The Public Accounts Committee has published a report that raises concerns in relation to the level of support given to prisoners on their release.

Reoffending causes harm to victims and costs the criminal justice system and wider society dearly. In 2019, the Ministry of Justice estimated that reoffending across all adult offenders identified in 2016 cost society £16.7 billion.

Prison leavers are more likely to reoffend if they are not resettled into the community, particularly if they have nowhere to live, no job or other income and have poor continuity of healthcare.

The government provides a range of services to help prison leavers settle back into the community as part of its efforts to reduce reoffending. However, there has been a decline in the quality of resettlement services in recent years across England and Wales.

For the 30 inspections taking place in 2022–23, and for which details had been published by 12 April 2023, HMI Prisons rated no prisons as “good” for their work on rehabilitation and release planning.
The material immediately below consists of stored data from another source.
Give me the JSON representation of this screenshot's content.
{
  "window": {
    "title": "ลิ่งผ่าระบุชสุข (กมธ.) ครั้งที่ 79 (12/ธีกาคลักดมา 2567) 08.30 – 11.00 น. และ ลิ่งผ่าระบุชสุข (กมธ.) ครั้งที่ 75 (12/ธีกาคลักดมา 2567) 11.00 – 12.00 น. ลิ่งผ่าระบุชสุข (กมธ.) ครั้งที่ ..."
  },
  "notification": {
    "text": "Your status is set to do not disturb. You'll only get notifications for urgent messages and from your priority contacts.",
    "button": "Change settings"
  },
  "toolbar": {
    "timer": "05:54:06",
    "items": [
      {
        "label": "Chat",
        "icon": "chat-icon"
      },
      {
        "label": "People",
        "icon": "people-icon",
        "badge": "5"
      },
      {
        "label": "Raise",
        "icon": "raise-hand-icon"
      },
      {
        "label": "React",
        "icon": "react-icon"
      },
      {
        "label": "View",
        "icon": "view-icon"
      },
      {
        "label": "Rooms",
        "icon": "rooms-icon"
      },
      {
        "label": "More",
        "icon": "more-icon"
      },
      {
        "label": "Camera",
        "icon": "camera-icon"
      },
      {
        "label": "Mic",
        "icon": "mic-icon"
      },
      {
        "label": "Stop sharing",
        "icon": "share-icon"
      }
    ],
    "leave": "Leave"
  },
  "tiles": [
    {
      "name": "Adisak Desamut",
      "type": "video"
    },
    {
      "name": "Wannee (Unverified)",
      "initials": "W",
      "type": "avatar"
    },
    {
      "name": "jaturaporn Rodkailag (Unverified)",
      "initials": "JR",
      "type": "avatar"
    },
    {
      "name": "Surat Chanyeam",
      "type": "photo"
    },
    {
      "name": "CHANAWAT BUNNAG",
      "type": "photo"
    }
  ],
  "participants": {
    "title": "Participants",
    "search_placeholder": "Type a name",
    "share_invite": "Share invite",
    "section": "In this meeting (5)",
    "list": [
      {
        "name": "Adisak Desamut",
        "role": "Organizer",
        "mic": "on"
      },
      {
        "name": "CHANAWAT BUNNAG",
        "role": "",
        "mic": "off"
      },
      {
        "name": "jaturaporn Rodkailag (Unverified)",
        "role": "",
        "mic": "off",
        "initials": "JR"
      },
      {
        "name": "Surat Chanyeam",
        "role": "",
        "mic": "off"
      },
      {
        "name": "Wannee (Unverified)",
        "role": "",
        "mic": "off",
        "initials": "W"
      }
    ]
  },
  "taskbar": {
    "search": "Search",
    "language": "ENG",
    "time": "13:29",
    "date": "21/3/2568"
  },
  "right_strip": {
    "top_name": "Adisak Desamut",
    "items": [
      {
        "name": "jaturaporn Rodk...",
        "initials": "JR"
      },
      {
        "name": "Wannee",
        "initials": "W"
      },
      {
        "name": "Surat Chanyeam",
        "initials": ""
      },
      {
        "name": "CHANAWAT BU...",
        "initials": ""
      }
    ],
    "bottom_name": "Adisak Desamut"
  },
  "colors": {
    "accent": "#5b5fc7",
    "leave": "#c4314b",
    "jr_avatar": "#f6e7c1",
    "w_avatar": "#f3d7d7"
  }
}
As recently as 2019–20, 30% of prisons were rated good.

The Probation Service has struggled to recruit and retain key staff, which has seriously affected the level and quality of support provided to prisoners. Many case officers have excessive caseloads as a result, which reduces the support they can provide to individuals.

For example, essential handover meetings between prison and probation staff only happened in around 50% of cases from April 2022 to January 2023.

As recently as December 2022, 29% of probation officer roles were vacant. HM Prison & Probation Service (HMPPS) told the Committee that it has made some recent progress on recruitment, with 2,000 more staff in the probation service than this time last year. However, it takes a long time for new recruits to be fully trained and the Committee remains concerned that the workforce no longer has the balance of experience it needs to safely manage the probation caseload.

The prison estate is also facing unprecedented pressure to safely meet the current demands on capacity, which will in turn increase demand for HMPPS’ already strained resettlement services.

The Committee has written to the government and set out six detailed recommendations. It remains to be seen whether or not the government is committed enough to provide further resources in order to give prisoners a proper chance to turn their backs on past offending behaviour.